Trump Ends Immigrant Family Separations – What Now?

After months of separating immigrant children from their parents, Trump has finally decided to put an end to the horrific policy that he started by signing an executive order (though we all know what his word is worth, so don’t hold your breath. We can just pray that the worst is behind us).

He predictably blamed it on his lackeys, as he always makes sure he has dozens of scapegoats around him  to avoid at all costs any responsibility for his impulses and actions.

He’s like a child in a candy shop, expecting to be lauded for his integrity on returning a chocolate bar which he was the one to steal in the first place.

Although it is good news that the next wave of refugees won’t have to face similar trauma and injustice, it’s unknown how many families will ever be reunited.
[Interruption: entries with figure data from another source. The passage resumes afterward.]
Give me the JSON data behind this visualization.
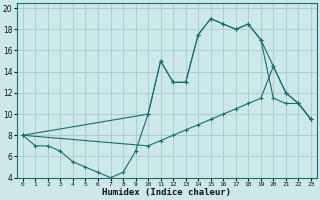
{
  "xlabel": "Humidex (Indice chaleur)",
  "bg_color": "#cce8e8",
  "grid_color": "#aacfcf",
  "line_color": "#1a6e6e",
  "xlim": [
    -0.5,
    23.5
  ],
  "ylim": [
    4,
    20.5
  ],
  "xticks": [
    0,
    1,
    2,
    3,
    4,
    5,
    6,
    7,
    8,
    9,
    10,
    11,
    12,
    13,
    14,
    15,
    16,
    17,
    18,
    19,
    20,
    21,
    22,
    23
  ],
  "yticks": [
    4,
    6,
    8,
    10,
    12,
    14,
    16,
    18,
    20
  ],
  "line1_x": [
    0,
    1,
    2,
    3,
    4,
    5,
    6,
    7,
    8,
    9,
    10,
    11,
    12,
    13,
    14,
    15,
    16,
    17,
    18,
    19,
    20,
    21,
    22,
    23
  ],
  "line1_y": [
    8,
    7,
    7,
    6.5,
    5.5,
    5,
    4.5,
    4,
    4.5,
    6.5,
    10,
    15,
    13,
    13,
    17.5,
    19,
    18.5,
    18,
    18.5,
    17,
    11.5,
    11,
    11,
    9.5
  ],
  "line2_x": [
    0,
    10,
    11,
    12,
    13,
    14,
    15,
    16,
    17,
    18,
    19,
    20,
    21,
    22,
    23
  ],
  "line2_y": [
    8,
    10,
    15,
    13,
    13,
    17.5,
    19,
    18.5,
    18,
    18.5,
    17,
    14.5,
    12,
    11,
    9.5
  ],
  "line3_x": [
    0,
    10,
    11,
    12,
    13,
    14,
    15,
    16,
    17,
    18,
    19,
    20,
    21,
    22,
    23
  ],
  "line3_y": [
    8,
    7,
    7.5,
    8,
    8.5,
    9,
    9.5,
    10,
    10.5,
    11,
    11.5,
    14.5,
    12,
    11,
    9.5
  ]
}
Thousands of families will still remain torn apart, and this aftermath is the reality of the rest of their lives.

Maybe Trump couldn’t empathize enough because his own family would gladly throw him under a bus, if one day all of his power vanished. Well, you reap what you sow . . . Perhaps he misses the love and approval he craves and tries to snatch the warmth that does exist in other families.

While psychoanalyzing this dictator might be a lot to unpack, and some might argue even irrelevant, the comparisons between Trump and Hitler aren’t actually that far-fetched. They both started unimaginable wars based on their own insecurities, fears of an Other that didn’t fit with a nationalistic identity.

And though people might think the parallels drawn between separating refugee families at the American border and the Kindertransport of the Holocaust are a stretch, they’re not. Separating parents from children occurred daily in the Holocaust, reminding us that history only feels shocking when we have years of distance from it. The only thing preventing this from continuing to cause irreparable damage and a second Holocaust is the fact that enough people spoke up on his tome.

It’s a reminder that we always need to add our voices to the outcry against injustice, and it’s not futile. The social consciousness of our collective voices in 2018 make it clear that the battle for democracy and peace today isn’t over, and we hope it continues – there’s still a mountain to conquer.